My friend Mikey was a helicopter crew chief in Vietnam. He usually had either a .45 or an M16 close by, but being a true Arkansas country boy, he habitually carried his Whamo slingshot in his overalls pocket, keeping a handful of 10mm ball bearings from the engine repair shop tpo amuse himself.

He often worked on aircraft at night close to the perimeter fence and any unfamiliar noises were spooky. When hearing suspicious sounds too close for comfort he would "recon by bearing" hurling a ball in the direction of the noise. This usually ran off the water buffalo or whatever. There was always the lurking fear of enemy sappers cutting through the wire, but the last thing you wanted to do was fire a shot and have every machinegun having pre-registered fires set along the perimeter fence to be searching and traversing around your position!

One night he heard a noise and loosed a ball, the noise persisted and he hurled another, then heard a grunt and silence. He went back to work. The next day they found a sapper with a hole through his head hung up in the wire.... The security team was puzzled, "the shot must have come from a long way off, nobody heard it, and the bullet didn't exit his head, fellow was just unlucky I guess?"

Mikey kept whistling and went back to work.


RE: Catapult, aka Slingshot or "Bean Shooter" - MoleTrapper - 29 December 2013

I did not realize until earlier how much the humble catty had moved on! There is a great forum called the slingshot forum, and there's some great YouTube stuff, particularly by a German sounding guy.


RE: Catapult, aka Slingshot or "Bean Shooter" - CharlesHarris - 30 December 2013

There is a YouTube video of the German fellow injuring hjmself when a large ballbearing rebounded off a champagne bottle and struck him.in the forehead. Fortunately the gentleman had the thick skull and sloped forehead of his Neanderthal ancestors, and while he was obviously in great pain and bled heavily, the glancing blow saved his life. Had it struck an inch or so lower he may have been killed.
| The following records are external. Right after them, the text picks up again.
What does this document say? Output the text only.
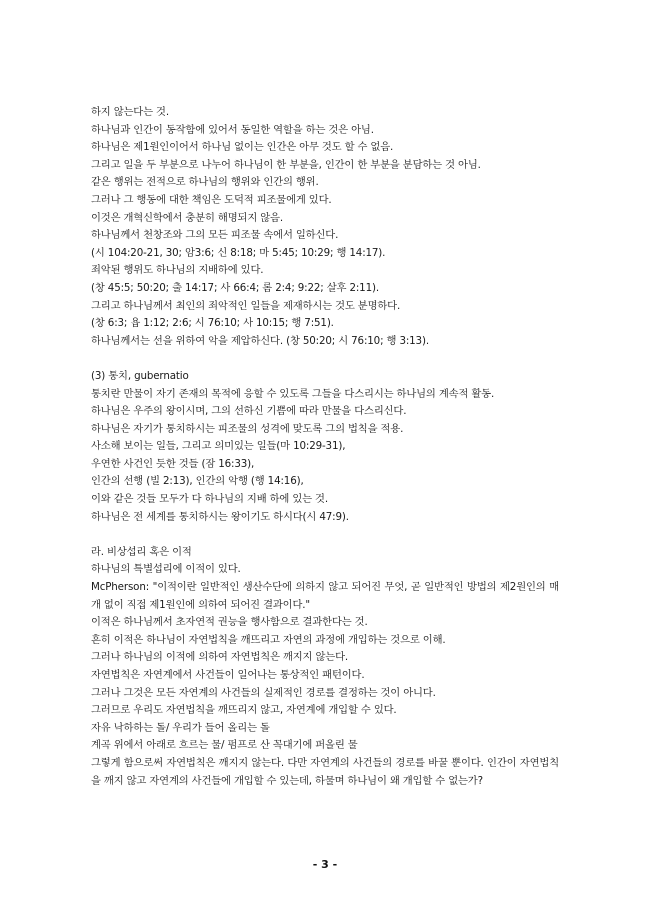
하지 않는다는 것.
하나님과 인간이 동작함에 있어서 동일한 역할을 하는 것은 아님.
하나님은 제1원인이어서 하나님 없이는 인간은 아무 것도 할 수 없음.
그리고 일을 두 부분으로 나누어 하나님이 한 부분을, 인간이 한 부분을 분담하는 것 아님.
같은 행위는 전적으로 하나님의 행위와 인간의 행위.
그러나 그 행동에 대한 책임은 도덕적 피조물에게 있다.
이것은 개혁신학에서 충분히 해명되지 않음.
하나님께서 천창조와 그의 모든 피조물 속에서 일하신다.
(시 104:20-21, 30; 암3:6; 신 8:18; 마 5:45; 10:29; 행 14:17).
죄악된 행위도 하나님의 지배하에 있다.
(창 45:5; 50:20; 출 14:17; 사 66:4; 롬 2:4; 9:22; 살후 2:11).
그리고 하나님께서 최인의 죄악적인 일들을 제재하시는 것도 분명하다.
(창 6:3; 욥 1:12; 2:6; 시 76:10; 사 10:15; 행 7:51).
하나님께서는 선을 위하여 악을 제압하신다. (창 50:20; 시 76:10; 행 3:13).
(3) 통치, gubernatio
통치란 만물이 자기 존재의 목적에 응할 수 있도록 그들을 다스리시는 하나님의 계속적 활동.
하나님은 우주의 왕이시며, 그의 선하신 기쁨에 따라 만물을 다스리신다.
하나님은 자기가 통치하시는 피조물의 성격에 맞도록 그의 법칙을 적용.
사소해 보이는 일들, 그리고 의미있는 일들(마 10:29-31),
우연한 사건인 듯한 것들 (잠 16:33),
인간의 선행 (빌 2:13), 인간의 악행 (행 14:16),
이와 같은 것들 모두가 다 하나님의 지배 하에 있는 것.
하나님은 전 세계를 통치하시는 왕이기도 하시다(시 47:9).
라. 비상섭리 혹은 이적
하나님의 특별섭리에 이적이 있다.
McPherson: "이적이란 일반적인 생산수단에 의하지 않고 되어진 무엇, 곧 일반적인 방법의 제2원인의 매개 없이 직접 제1원인에 의하여 되어진 결과이다."
이적은 하나님께서 초자연적 권능을 행사함으로 결과한다는 것.
흔히 이적은 하나님이 자연법칙을 깨뜨리고 자연의 과정에 개입하는 것으로 이해.
그러나 하나님의 이적에 의하여 자연법칙은 깨지지 않는다.
자연법칙은 자연계에서 사건들이 일어나는 통상적인 패턴이다.
그러나 그것은 모든 자연계의 사건들의 실제적인 경로를 결정하는 것이 아니다.
그러므로 우리도 자연법칙을 깨뜨리지 않고, 자연계에 개입할 수 있다.
자유 낙하하는 돌/ 우리가 들어 올리는 돌
계곡 위에서 아래로 흐르는 물/ 펌프로 산 꼭대기에 퍼올린 물
그렇게 함으로써 자연법칙은 깨지지 않는다. 다만 자연계의 사건들의 경로를 바꿀 뿐이다. 인간이 자연법칙을 깨지 않고 자연계의 사건들에 개입할 수 있는데, 하물며 하나님이 왜 개입할 수 없는가?
- 3 -
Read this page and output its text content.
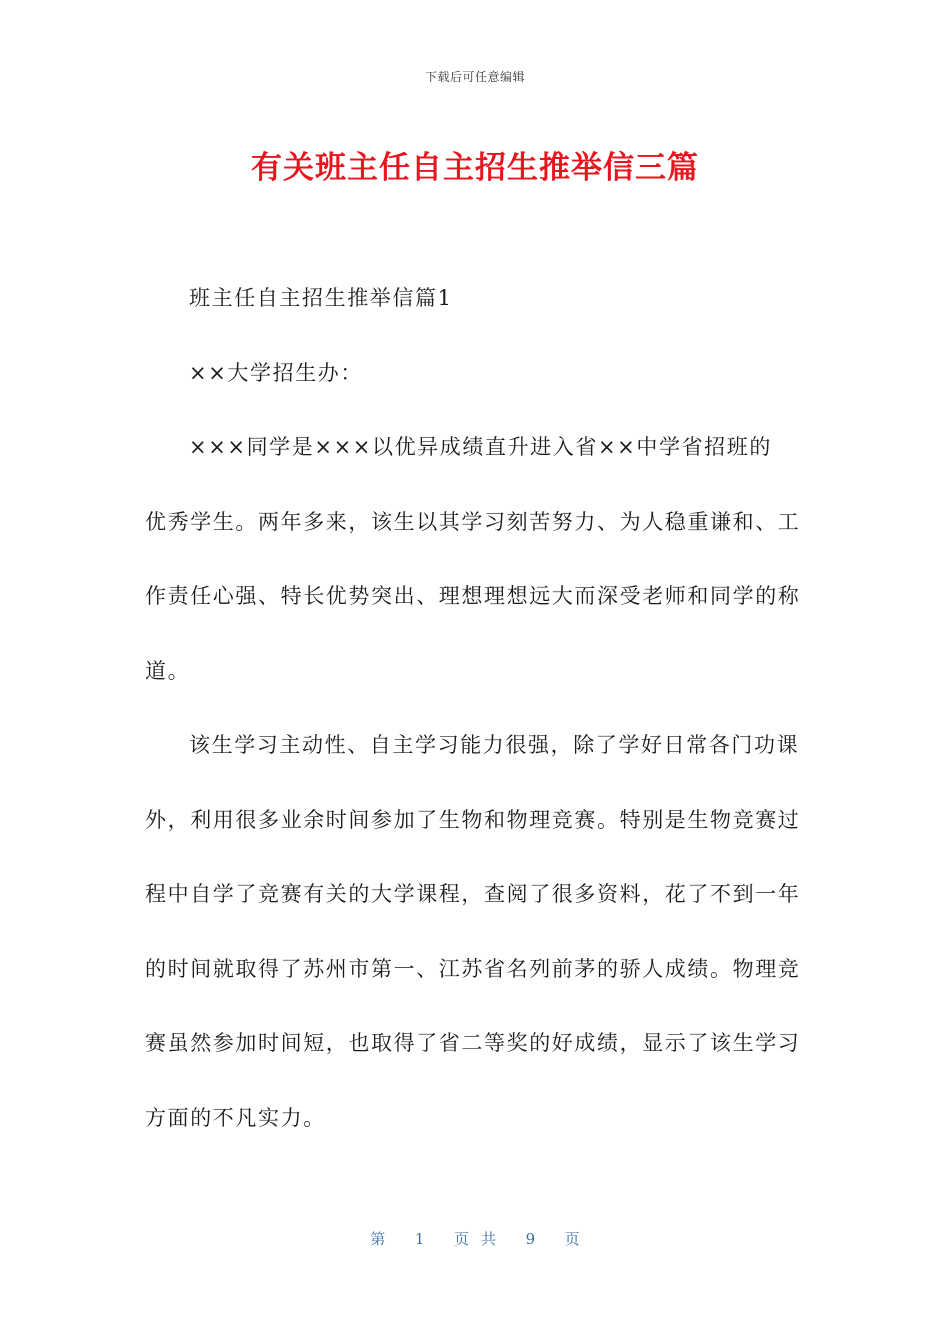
下载后可任意编辑
有关班主任自主招生推举信三篇

班主任自主招生推举信篇1

××大学招生办：

×××同学是×××以优异成绩直升进入省××中学省招班的

优秀学生。两年多来，该生以其学习刻苦努力、为人稳重谦和、工

作责任心强、特长优势突出、理想理想远大而深受老师和同学的称

道。

该生学习主动性、自主学习能力很强，除了学好日常各门功课

外，利用很多业余时间参加了生物和物理竞赛。特别是生物竞赛过

程中自学了竞赛有关的大学课程，查阅了很多资料，花了不到一年

的时间就取得了苏州市第一、江苏省名列前茅的骄人成绩。物理竞

赛虽然参加时间短，也取得了省二等奖的好成绩，显示了该生学习

方面的不凡实力。

第 1 页共 9 页
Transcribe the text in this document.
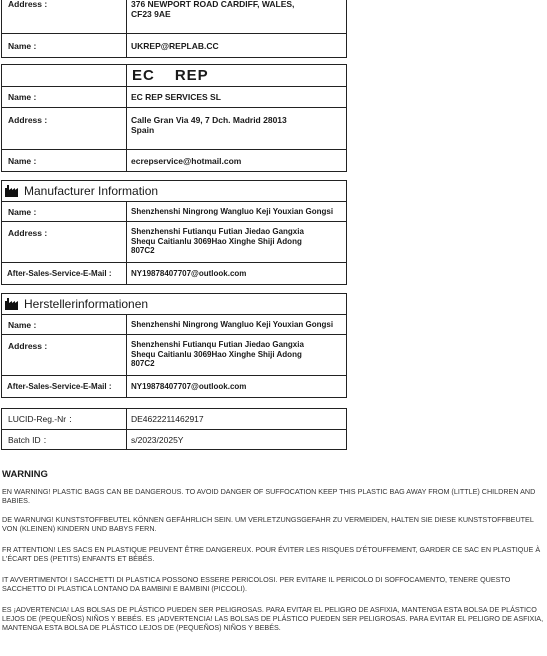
Address :	376 NEWPORT ROAD CARDIFF, WALES,
CF23 9AE
Name :	UKREP@REPLAB.CC
EC REP
Name :	EC REP SERVICES SL
Address :	Calle Gran Via 49, 7 Dch. Madrid 28013
Spain
Name :	ecrepservice@hotmail.com
Manufacturer Information
Name :	Shenzhenshi Ningrong Wangluo Keji Youxian Gongsi
Address :	Shenzhenshi Futianqu Futian Jiedao Gangxia
Shequ Caitianlu 3069Hao Xinghe Shiji Adong
807C2
After-Sales-Service-E-Mail :	NY19878407707@outlook.com
Herstellerinformationen
Name :	Shenzhenshi Ningrong Wangluo Keji Youxian Gongsi
Address :	Shenzhenshi Futianqu Futian Jiedao Gangxia
Shequ Caitianlu 3069Hao Xinghe Shiji Adong
807C2
After-Sales-Service-E-Mail :	NY19878407707@outlook.com
LUCID-Reg.-Nr ：	DE4622211462917
Batch ID ：	s/2023/2025Y
WARNING
EN WARNING! PLASTIC BAGS CAN BE DANGEROUS. TO AVOID DANGER OF SUFFOCATION KEEP THIS PLASTIC BAG AWAY FROM (LITTLE) CHILDREN AND BABIES.
DE WARNUNG! KUNSTSTOFFBEUTEL KÖNNEN GEFÄHRLICH SEIN. UM VERLETZUNGSGEFAHR ZU VERMEIDEN, HALTEN SIE DIESE KUNSTSTOFFBEUTEL VON (KLEINEN) KINDERN UND BABYS FERN.
FR ATTENTION! LES SACS EN PLASTIQUE PEUVENT ÊTRE DANGEREUX. POUR ÉVITER LES RISQUES D'ÉTOUFFEMENT, GARDER CE SAC EN PLASTIQUE À L'ÉCART DES (PETITS) ENFANTS ET BÉBÉS.
IT AVVERTIMENTO! I SACCHETTI DI PLASTICA POSSONO ESSERE PERICOLOSI. PER EVITARE IL PERICOLO DI SOFFOCAMENTO, TENERE QUESTO SACCHETTO DI PLASTICA LONTANO DA BAMBINI E BAMBINI (PICCOLI).
ES ¡ADVERTENCIA! LAS BOLSAS DE PLÁSTICO PUEDEN SER PELIGROSAS. PARA EVITAR EL PELIGRO DE ASFIXIA, MANTENGA ESTA BOLSA DE PLÁSTICO LEJOS DE (PEQUEÑOS) NIÑOS Y BEBÉS. ES ¡ADVERTENCIA! LAS BOLSAS DE PLÁSTICO PUEDEN SER PELIGROSAS. PARA EVITAR EL PELIGRO DE ASFIXIA, MANTENGA ESTA BOLSA DE PLÁSTICO LEJOS DE (PEQUEÑOS) NIÑOS Y BEBÉS.
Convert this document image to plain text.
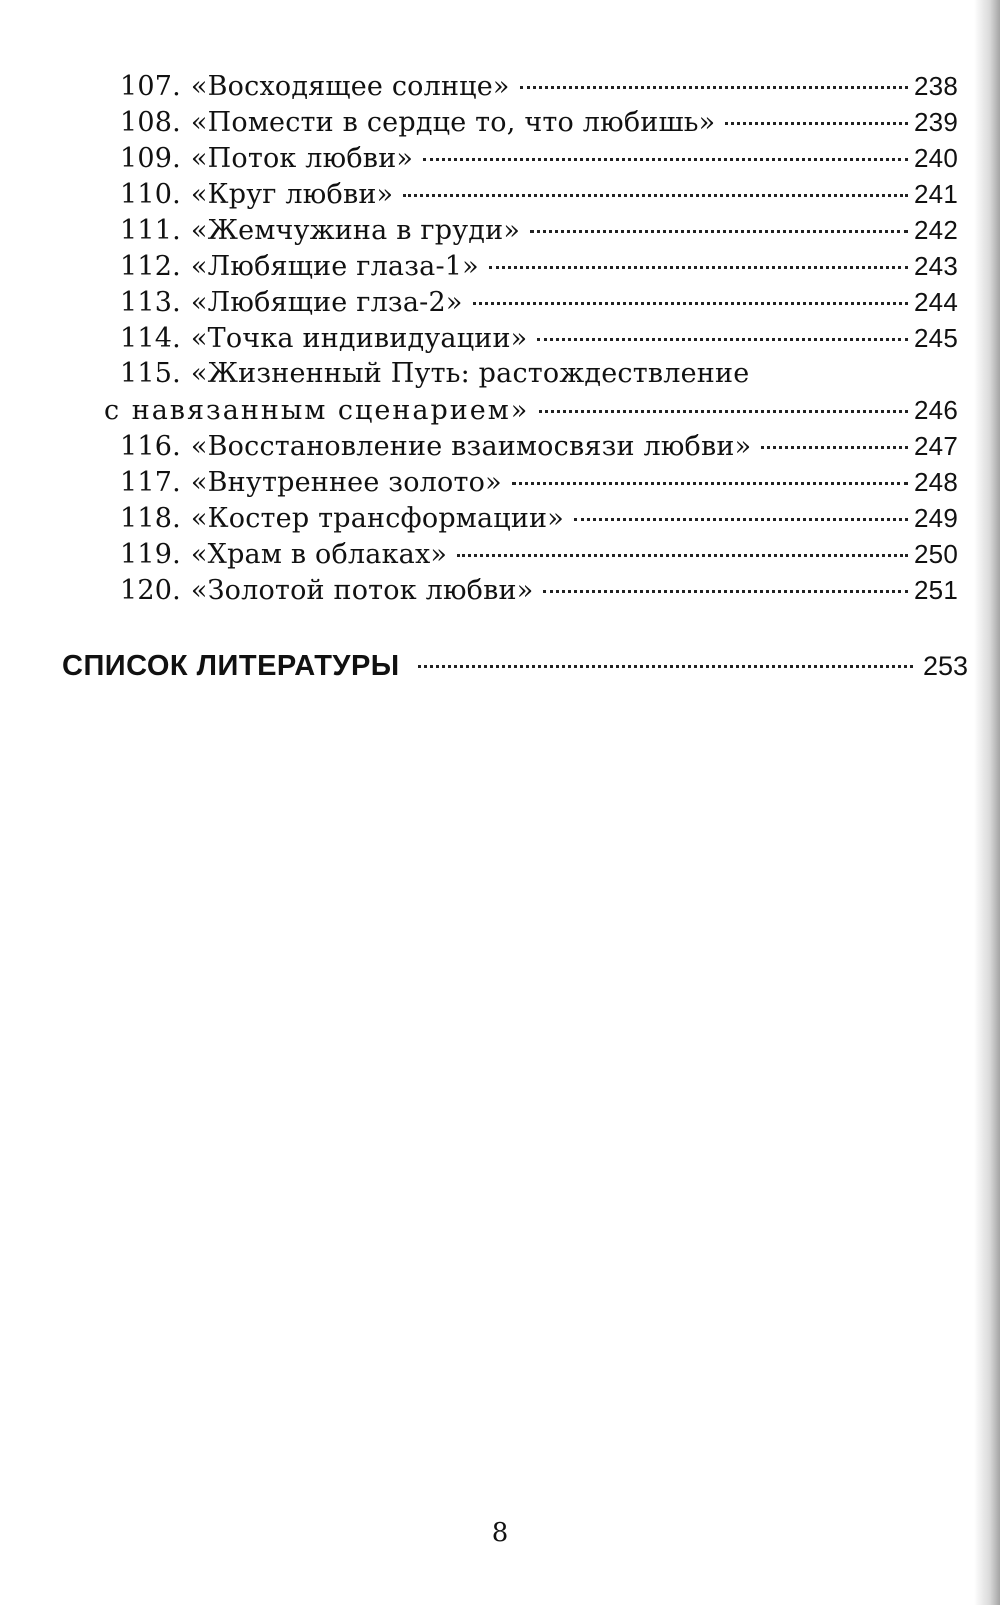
107. «Восходящее солнце»	238
108. «Помести в сердце то, что любишь»	239
109. «Поток любви»	240
110. «Круг любви»	241
111. «Жемчужина в груди»	242
112. «Любящие глаза-1»	243
113. «Любящие глза-2»	244
114. «Точка индивидуации»	245
115. «Жизненный Путь: растождествление
с навязанным сценарием»	246
116. «Восстановление взаимосвязи любви»	247
117. «Внутреннее золото»	248
118. «Костер трансформации»	249
119. «Храм в облаках»	250
120. «Золотой поток любви»	251
СПИСОК ЛИТЕРАТУРЫ	253
8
The moral, fire test shots through a barricade and wear a riot helmet with full facial impact protection!


RE: Catapult, aka Slingshot or "Bean Shooter" - Mortblanc - 30 December 2013

OK, that made me squirt Pepsi out my nose!

http://www.youtube.com/watch?v=YleZvTSDC6s


RE: Catapult, aka Slingshot or "Bean Shooter" - MoleTrapper - 30 December 2013

Struth, wish I'd never looked that one up!, he's bleeding like a stuck pig.
On the other , goes to show what a useful bit of kit they are.


RE: Catapult, aka Slingshot or "Bean Shooter" - Timelord - 31 December 2013

Use lead soft shot/ball instead of the lighter steel and the damage inflicted will be significantly higher. It will probably be easier to obtain lead and it is easy to melt into a ball or oval bullet shape which is more efficient. Expediently the lead could just be shaved or cut into small pieces and molded or hammered into shape.

There is a reason most small arms projectiles are lead and not steel. TL.